Our first case is when we no longer have notes or the current count matches the first group. If this happens, we continue with the rest of the springs and drop the first note. Effectively this means the spring is treated as `.`.

The next case is when we are in the middle of a count. This treats the spring as `#`.

The last case is when we are a potential start of a count. In this, spring could be either `.` or `#`. For this, we count both options.

Finally, I have a case of invalid spring. Technically this is not required in Python but because I learned my pattern matching originally with Rust where you need to exhaust all options with pattern matching branches, I have a habit of doing it with Python as well. I think it's a good option because if I make a mistake and forget one branch, I get an error.

``````from functools import cache

@cache
def how_many_valid_arraignments(springs, notes, count=0):
# All springs accounted for
if not springs and count > 0: # Last spring was damaged
if len(notes) == 1 and count == notes[0]:
return 1
else:
return 0
if not springs and count == 0: # Last spring was operational
if len(notes) == 0:
return 1
else:
return 0

# We saw more damaged springs in a row than there
# should be according to the notes so it is not valid
if count > 0 and (not notes or count > notes[0]):
return 0

# So far everything's good but we have more springs to see
first, rest = springs[0], springs[1:]
match first:
case Spring.OPERATIONAL:
if count > 0: # We finished a run of damaged springs
if count != notes[0]:
return 0
else: # Last spring was also operational
notes = notes[1:]
return how_many_valid_arraignments(rest, notes, 0)
case Spring.DAMAGED:
# Increase damage count
return how_many_valid_arraignments(rest, notes, count + 1)
case Spring.UNKNOWN:
if not notes or count == notes[0]: # We finished a run of damaged springs
return how_many_valid_arraignments(rest, notes[1:], 0)
else:
if count > 0:
# We are in the middle of a run of damaged springs
return how_many_valid_arraignments(rest, notes, count + 1)
else:
# This unknown could be a . or # so let's count both options
return (how_many_valid_arraignments(rest, notes, count + 1) +
how_many_valid_arraignments(rest, notes, count))
case _:
raise ValueError(f'{first} is an invalid spring')
``````

For the second part, we need to modify the input.

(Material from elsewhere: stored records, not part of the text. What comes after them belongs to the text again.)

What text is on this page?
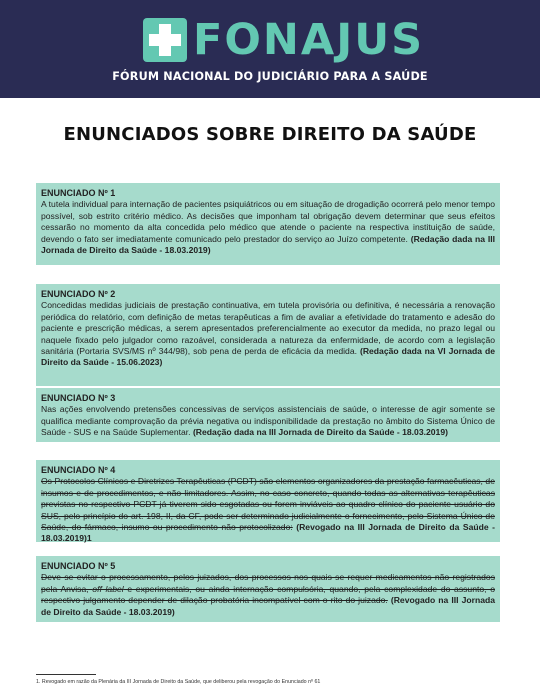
FONAJUS
FÓRUM NACIONAL DO JUDICIÁRIO PARA A SAÚDE
ENUNCIADOS SOBRE DIREITO DA SAÚDE
ENUNCIADO Nº 1
A tutela individual para internação de pacientes psiquiátricos ou em situação de drogadição ocorrerá pelo menor tempo possível, sob estrito critério médico. As decisões que imponham tal obrigação devem determinar que seus efeitos cessarão no momento da alta concedida pelo médico que atende o paciente na respectiva instituição de saúde, devendo o fato ser imediatamente comunicado pelo prestador do serviço ao Juízo competente. (Redação dada na III Jornada de Direito da Saúde - 18.03.2019)
ENUNCIADO Nº 2
Concedidas medidas judiciais de prestação continuativa, em tutela provisória ou definitiva, é necessária a renovação periódica do relatório, com definição de metas terapêuticas a fim de avaliar a efetividade do tratamento e adesão do paciente e prescrição médicas, a serem apresentados preferencialmente ao executor da medida, no prazo legal ou naquele fixado pelo julgador como razoável, considerada a natureza da enfermidade, de acordo com a legislação sanitária (Portaria SVS/MS nº 344/98), sob pena de perda de eficácia da medida. (Redação dada na VI Jornada de Direito da Saúde - 15.06.2023)
ENUNCIADO Nº 3
Nas ações envolvendo pretensões concessivas de serviços assistenciais de saúde, o interesse de agir somente se qualifica mediante comprovação da prévia negativa ou indisponibilidade da prestação no âmbito do Sistema Único de Saúde - SUS e na Saúde Suplementar. (Redação dada na III Jornada de Direito da Saúde - 18.03.2019)
ENUNCIADO Nº 4
Os Protocolos Clínicos e Diretrizes Terapêuticas (PCDT) são elementos organizadores da prestação farmacêuticas, de insumos e de procedimentos, e não limitadores. Assim, no caso concreto, quando todas as alternativas terapêuticas previstas no respectivo PCDT já tiverem sido esgotadas ou forem inviáveis ao quadro clínico do paciente usuário do SUS, pelo princípio do art. 198, II, da CF, pode ser determinado judicialmente o fornecimento, pelo Sistema Único de Saúde, do fármaco, insumo ou procedimento não protocolizado: (Revogado na III Jornada de Direito da Saúde - 18.03.2019)1
ENUNCIADO Nº 5
Deve se evitar o processamento, pelos juizados, dos processos nos quais se requer medicamentos não registrados pela Anvisa, off label e experimentais, ou ainda internação compulsória, quando, pela complexidade do assunto, o respectivo julgamento depender de dilação probatória incompatível com o rito do juizado. (Revogado na III Jornada de Direito da Saúde - 18.03.2019)
1. Revogado em razão da Plenária da III Jornada de Direito da Saúde, que deliberou pela revogação do Enunciado nº 61
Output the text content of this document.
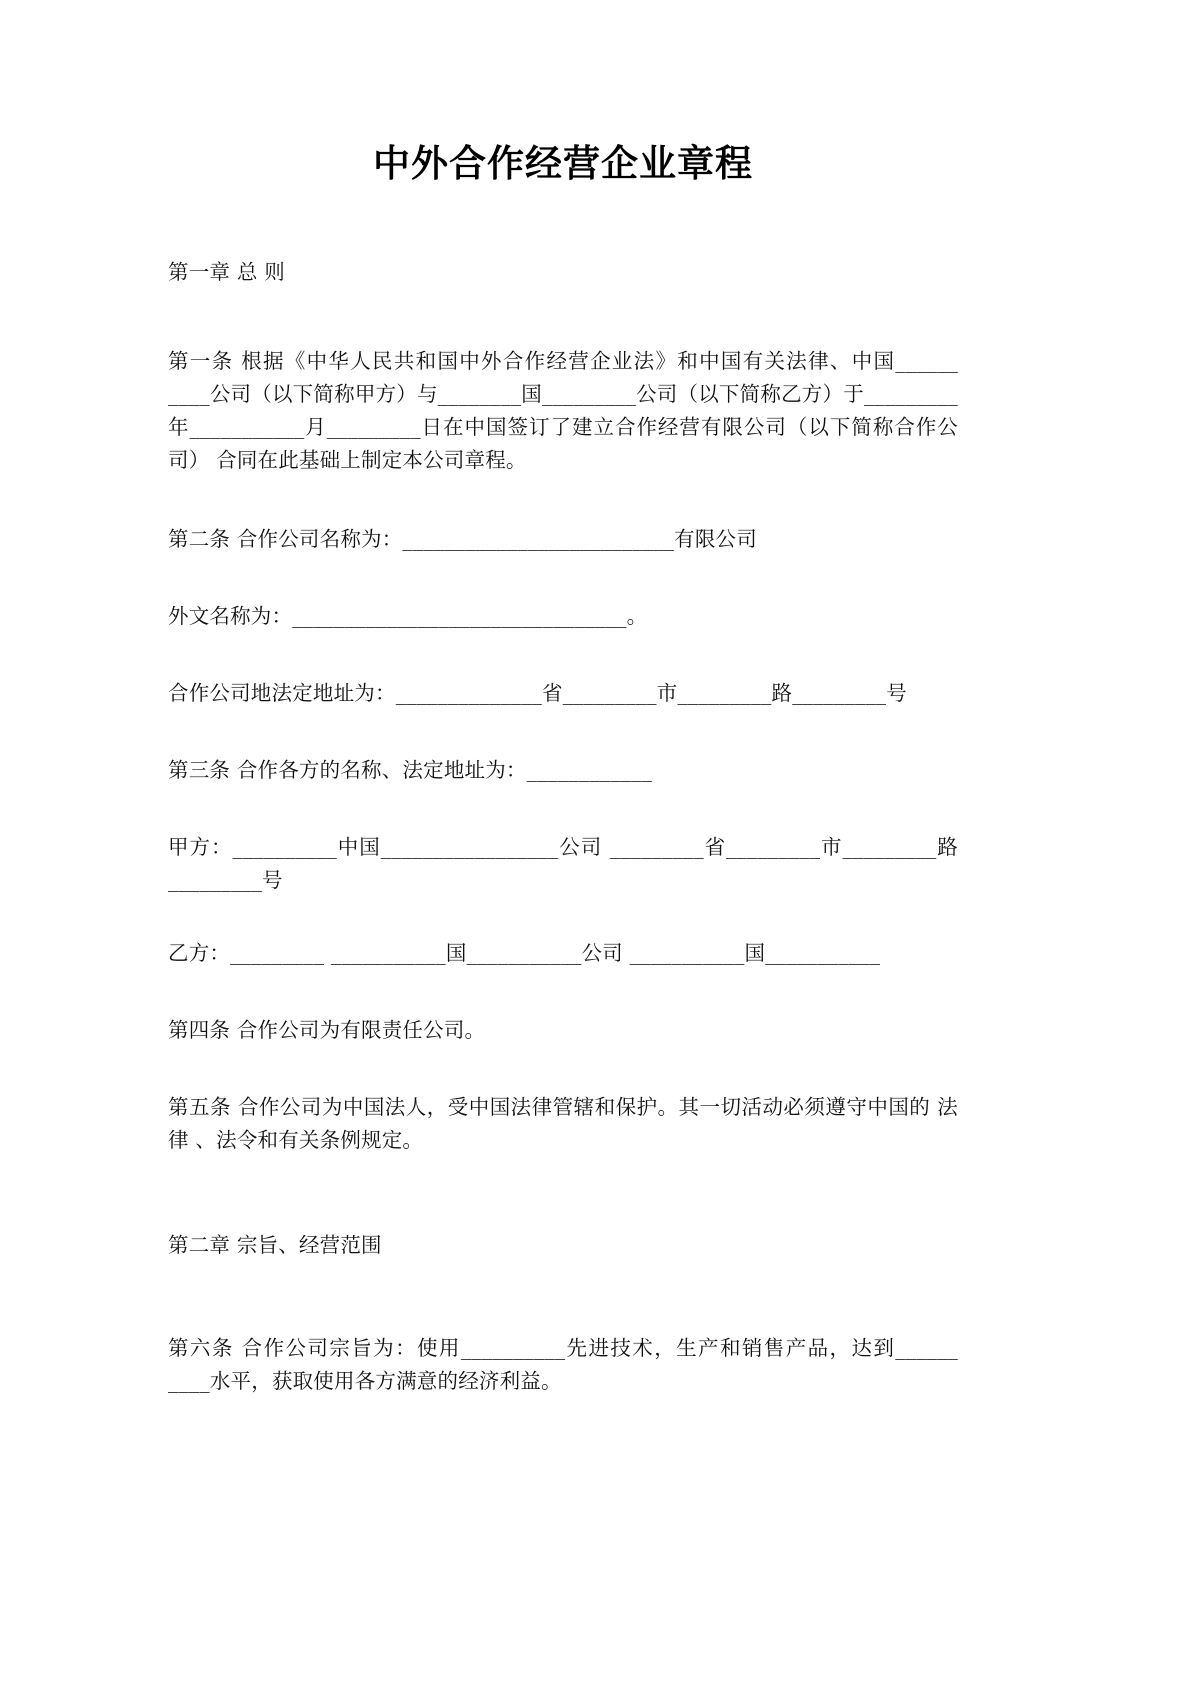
中外合作经营企业章程

第一章 总 则

第一条 根据《中华人民共和国中外合作经营企业法》和中国有关法律、中国______ ____公司（以下简称甲方）与________国_________公司（以下简称乙方）于_________ 年___________月_________日在中国签订了建立合作经营有限公司（以下简称合作公司） 合同在此基础上制定本公司章程。

第二条 合作公司名称为：__________________________有限公司

外文名称为：________________________________。

合作公司地法定地址为：______________省_________市_________路_________号

第三条 合作各方的名称、法定地址为：____________

甲方：__________中国_________________公司 _________省_________市_________路_________号

乙方：_________ ___________国___________公司 ___________国___________

第四条 合作公司为有限责任公司。

第五条 合作公司为中国法人，受中国法律管辖和保护。其一切活动必须遵守中国的 法律 、法令和有关条例规定。

第二章 宗旨、经营范围

第六条 合作公司宗旨为：使用__________先进技术，生产和销售产品，达到______ ____水平，获取使用各方满意的经济利益。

Springs are repeated 5 times with `?` in between each set. Notes are repeated five times.

The calculations then are the same, this time using our much faster solution.

``````from itertools import product

part_2 = 0
for springs, notes in hot_springs:
springs = '?'.join([springs] * 5)
notes = notes * 5
part_2 += how_many_valid_arraignments(springs, notes)

print(f'Solution: {part_2}')
assert part_2 == 25470469710341
``````

Solution: 25470469710341

## Two stars

Today was quite a challenge. If I didn't write these explanations, I would have maybe gotten a right result but with a way worse understanding of why it works the way it does.